Читать «Миром правят Ротшильды. История моей семьи» онлайн - страница 35

Ги де Ротшильд

Все прошло без особых затруднений; следуя совету «Банк де Франс», резиденцией которого стал Шатель-Гюйон, местные власти сразу связались с Мюнхеном.

Мои помощники – Фийон и Ланглуа – установили контакт с Марен-Дарбелем, одним из наших сотрудников, оставшихся в Париже. На улице Лаффит, отведенной Комитету национальной взаимопомощи – новому правительственному органу, тем не менее, сохранилось несколько контор, насчитывающих по семь-восемь служащих. Два раза в месяц Марен-Дарбель ухитрялся переправлять нам свой отчет с людьми, переходившими демаркационную линию.

Теперь, когда это время осталось далеко позади, и когда мы знаем конец этой истории, можно задать вопрос: что должны были испытывать люди, родной очаг которых отныне был занят врагом, а возможно, потерян навсегда; те, кто неожиданно были демобилизованы и оказались в этом уголке Франции, единственном убежище, которое им осталось? Тогда, после ужасов войны, страха смерти и опасности попасть в немецкий плен, они испытывали какое-то чувство отдохновения, их охватило ощущение свободы. Катастрофа была слишком огромна, чтобы ее размеры можно было сразу оценить. Мы находились на знакомой территории среди наших соотечественников, единомышленников, и, тем не менее, мы были оторваны от всех наших связей – человеческих, географических, экономических, от привязанностей к привычкам, предметам. В лучшем случае будущее казалось покрытым мраком неизвестности. «В чужой стране, в моей стране он все тот же», но никогда не чужой для своей страны.

Когда мы находили знакомого, родственника или друга, то всегда испытывали живую радость и облегчение. Это было началом возвращения к нормальной жизни, зародышем безопасности.
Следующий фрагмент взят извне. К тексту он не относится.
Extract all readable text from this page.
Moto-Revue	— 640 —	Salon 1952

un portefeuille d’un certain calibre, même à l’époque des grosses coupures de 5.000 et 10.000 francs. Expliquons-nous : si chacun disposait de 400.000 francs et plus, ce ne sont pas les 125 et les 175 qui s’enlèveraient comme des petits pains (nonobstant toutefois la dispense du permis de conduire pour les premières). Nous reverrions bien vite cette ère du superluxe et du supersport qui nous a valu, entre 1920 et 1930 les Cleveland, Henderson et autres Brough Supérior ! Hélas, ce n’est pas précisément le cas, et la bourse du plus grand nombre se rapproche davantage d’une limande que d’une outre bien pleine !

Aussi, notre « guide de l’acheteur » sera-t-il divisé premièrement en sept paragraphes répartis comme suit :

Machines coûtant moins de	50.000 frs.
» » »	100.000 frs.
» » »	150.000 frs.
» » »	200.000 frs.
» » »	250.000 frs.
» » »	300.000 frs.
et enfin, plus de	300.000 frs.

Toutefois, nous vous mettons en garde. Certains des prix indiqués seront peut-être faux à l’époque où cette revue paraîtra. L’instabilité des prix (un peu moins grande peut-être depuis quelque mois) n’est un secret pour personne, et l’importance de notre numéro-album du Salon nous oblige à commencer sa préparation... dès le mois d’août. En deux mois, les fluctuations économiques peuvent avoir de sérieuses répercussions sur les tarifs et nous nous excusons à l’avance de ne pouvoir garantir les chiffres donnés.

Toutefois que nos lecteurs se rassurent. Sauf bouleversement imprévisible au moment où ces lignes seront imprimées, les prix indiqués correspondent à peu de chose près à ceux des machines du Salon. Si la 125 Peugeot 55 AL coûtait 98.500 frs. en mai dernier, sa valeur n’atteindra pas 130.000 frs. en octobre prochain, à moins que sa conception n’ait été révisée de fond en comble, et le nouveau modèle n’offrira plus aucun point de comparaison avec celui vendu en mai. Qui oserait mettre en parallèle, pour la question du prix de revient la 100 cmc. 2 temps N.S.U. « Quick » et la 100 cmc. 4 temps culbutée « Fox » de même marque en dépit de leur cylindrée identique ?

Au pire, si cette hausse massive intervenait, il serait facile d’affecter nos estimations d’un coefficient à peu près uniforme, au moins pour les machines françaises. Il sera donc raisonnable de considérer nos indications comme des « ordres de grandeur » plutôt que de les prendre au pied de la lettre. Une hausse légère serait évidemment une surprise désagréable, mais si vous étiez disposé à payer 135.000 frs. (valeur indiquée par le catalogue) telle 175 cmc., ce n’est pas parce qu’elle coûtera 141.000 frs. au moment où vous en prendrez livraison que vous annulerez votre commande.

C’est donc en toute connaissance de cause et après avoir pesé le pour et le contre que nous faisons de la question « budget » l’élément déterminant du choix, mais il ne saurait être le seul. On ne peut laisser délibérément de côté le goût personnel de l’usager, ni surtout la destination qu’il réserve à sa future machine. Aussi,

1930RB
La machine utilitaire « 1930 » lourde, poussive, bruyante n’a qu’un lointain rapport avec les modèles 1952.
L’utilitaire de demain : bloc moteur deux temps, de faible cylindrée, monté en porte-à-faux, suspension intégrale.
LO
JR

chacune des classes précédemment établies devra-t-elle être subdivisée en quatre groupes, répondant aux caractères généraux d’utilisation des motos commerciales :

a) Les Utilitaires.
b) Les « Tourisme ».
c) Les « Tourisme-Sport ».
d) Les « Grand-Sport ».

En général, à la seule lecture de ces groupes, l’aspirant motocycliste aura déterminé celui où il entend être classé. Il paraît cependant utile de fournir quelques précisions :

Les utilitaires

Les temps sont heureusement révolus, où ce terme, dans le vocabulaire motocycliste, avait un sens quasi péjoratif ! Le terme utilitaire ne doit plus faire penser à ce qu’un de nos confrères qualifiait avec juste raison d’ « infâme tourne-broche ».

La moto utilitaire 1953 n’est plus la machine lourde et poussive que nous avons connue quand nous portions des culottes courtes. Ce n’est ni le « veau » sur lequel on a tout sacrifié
Перед войной, скорее по рассказам о ситуации в Германии, чем по откликам о происходящем в Советской России, я хорошо понял, что такое полицейский режим. Я никогда не ощущал подобного рода давления в свободной зоне и – быть может, напрасно, – не испытывал страха перед надзором французской полиции. Я слишком любил своих соотечественников, да и правительство Виши казалось мне таким жалким и неэффективным, что я и подумать не мог, чтобы оно могло установить террор. Немцы – это другое дело. В оккупированной зоне жена Филиппа де Ротшильда, урожденная Лили де Шамбюр, которая не была еврейкой ни по крови, ни по религии, думала, что ничем не рискует. Несчастную арестовали просто из-за имени ее мужа и депортировали в Равенсбрюк, где она и погибла. После оккупации Южной зоны почти все члены моей семьи по материнской линии были депортированы в Германию и там в гитлеровских лагерях нашли свою смерть.

Членам моей семьи и ближайшим друзьям удалось перебраться в свободную зону, и они жили у нас. Среди них – Франсуа де Кастеллан, офицер моего батальона – с женой. Мы жили, словно спасшиеся после кораблекрушения, в тесном веселом кругу близких людей, почти беззаботно, склонные к легким шуткам, еще слепые, не знающие, что нас ждет впереди.

Когда погода позволяла, мы совершали долгие прогулки на велосипедах по горным дорогам. Транспорта почти никакого не было, изредка проезжали грузовики с газогенератором. Мы пытались кататься на лыжах, но единственный доступный спуск был длиной не более двухсот метров, так что игра явно не стоила свеч.